Coming back, there's a montage of Ryan's long years of people trying to steal his job from him. That's a segue to meeting a kid named Shaun Kraisman, who looks a bit like Ryan himself, but sounds exactly like him. He's got Ryan's cadences and inflections down, and he's even shown up for auditions in a black suit and tie. His whole Seacrest-lite routine is totally distracting to the judges, and Ryan doesn't help when he comes in to stand next to him and encourage his schtick. At some point Shaun gets to sing "Oh, Girl," rather overdoing it and getting a no. "See you next time on American Idol!" he Ryans to the camera as a farewell. Yeah, he clearly got what he came for: a place to launch his career as a Ryan Seacrest impersonator, which will comprise many lucrative years of getting to say things like "This...is Toyotathon.".
The next audtioner is a 15-year-old, six-foot-tall Amazon named Shannon Magrane. She plays volleyball, and the judges interview her a little bit about her sports background, which includes a father who once played in the World Series. Of course the judges want to meet him too, and so Shauna trots her whole family in there: her mom, a whole coven of sisters, and of course the ex-baseball pro dad. He shakes hands with Steven, asking how Boston is. "Hot humid, and happenin'," Steven cracks. "Just like your daughter!" Awkward silence, which Jennifer breaks by commenting, "What a beautiful family." Good thing there's a diplomat in the room. Shannon sings an Etta James sing with her whole family clustered around her, and her mom in particular getting waaay into it. Randy and Steven are impressed with her guts for singing in front of her family, and she gets three yeses. The Magranes herd themselves out and launch into a celebration that spills through the whole hotel. Going to break, Ryan waxes literary, saying it's "midday in the garden of good and evil." And he goes out of his way to make it sound like there's going to be a lot more evil than the other thing.

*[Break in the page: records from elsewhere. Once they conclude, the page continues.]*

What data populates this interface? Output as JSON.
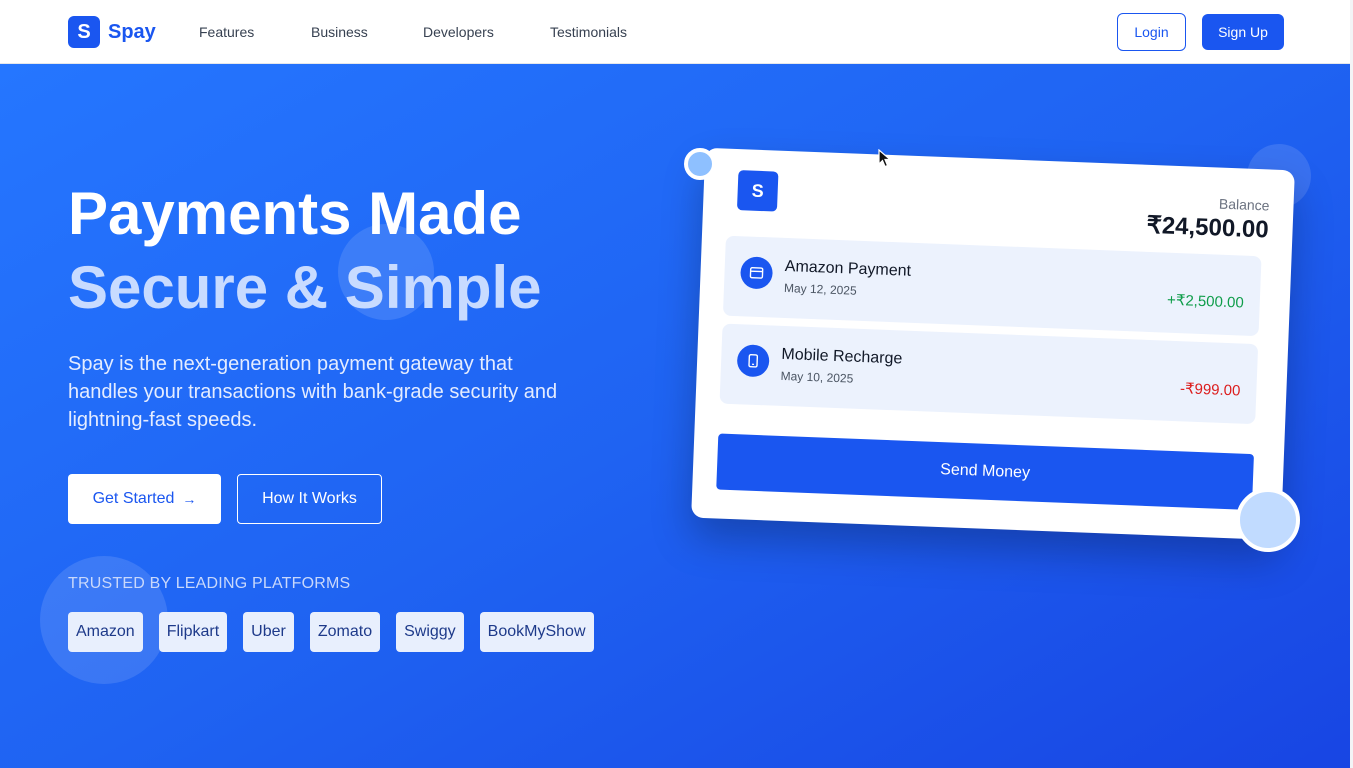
{
  "nav": {
    "logo_letter": "S",
    "brand": "Spay",
    "links": [
      "Features",
      "Business",
      "Developers",
      "Testimonials"
    ],
    "login": "Login",
    "signup": "Sign Up"
  },
  "hero": {
    "title_line1": "Payments Made",
    "title_line2": "Secure & Simple",
    "description": "Spay is the next-generation payment gateway that handles your transactions with bank-grade security and lightning-fast speeds.",
    "cta_primary": "Get Started",
    "cta_primary_icon": "→",
    "cta_secondary": "How It Works",
    "trusted_label": "TRUSTED BY LEADING PLATFORMS",
    "partners": [
      "Amazon",
      "Flipkart",
      "Uber",
      "Zomato",
      "Swiggy",
      "BookMyShow"
    ]
  },
  "card": {
    "logo_letter": "S",
    "balance_label": "Balance",
    "balance_amount": "₹24,500.00",
    "transactions": [
      {
        "name": "Amazon Payment",
        "date": "May 12, 2025",
        "amount": "+₹2,500.00",
        "icon": "credit-card-icon"
      },
      {
        "name": "Mobile Recharge",
        "date": "May 10, 2025",
        "amount": "-₹999.00",
        "icon": "mobile-phone-icon"
      }
    ],
    "send_button": "Send Money"
  },
  "colors": {
    "brand": "#1a56f0",
    "positive": "#0f9d4a",
    "negative": "#dc1d1d",
    "hero_gradient_start": "#2576ff",
    "hero_gradient_end": "#1845e3"
  }
}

Coming back, we get a montage set to the song "Devil in Disguise" of good-looking people who can't sing for shit and are quickly and rightfully turfed, each with a better understanding of why they never have to leave the bar alone on karaoke night. But then comes Amy Brumfield, from Tennessee. And she lives in a tent, because apparently that's all she and her boyfriend and dog can afford. We get to see their homestead in the woods, in the rain no less, and it's depressing as hell. It's like Bizarro Cribs. It doesn't help when she tells us that her dress, necklace, and shoes are all borrowed. Fortunately, she sings "Superwoman" by Alicia Keys, rather well and in a voice full of campfire smoke. Randy likes her tone, Steven says something about the spirits of the woods, and Jennifer calls her a "Hipsy," whatever that is. She's through, so I guess she'll have to borrow another dress for Hollywood.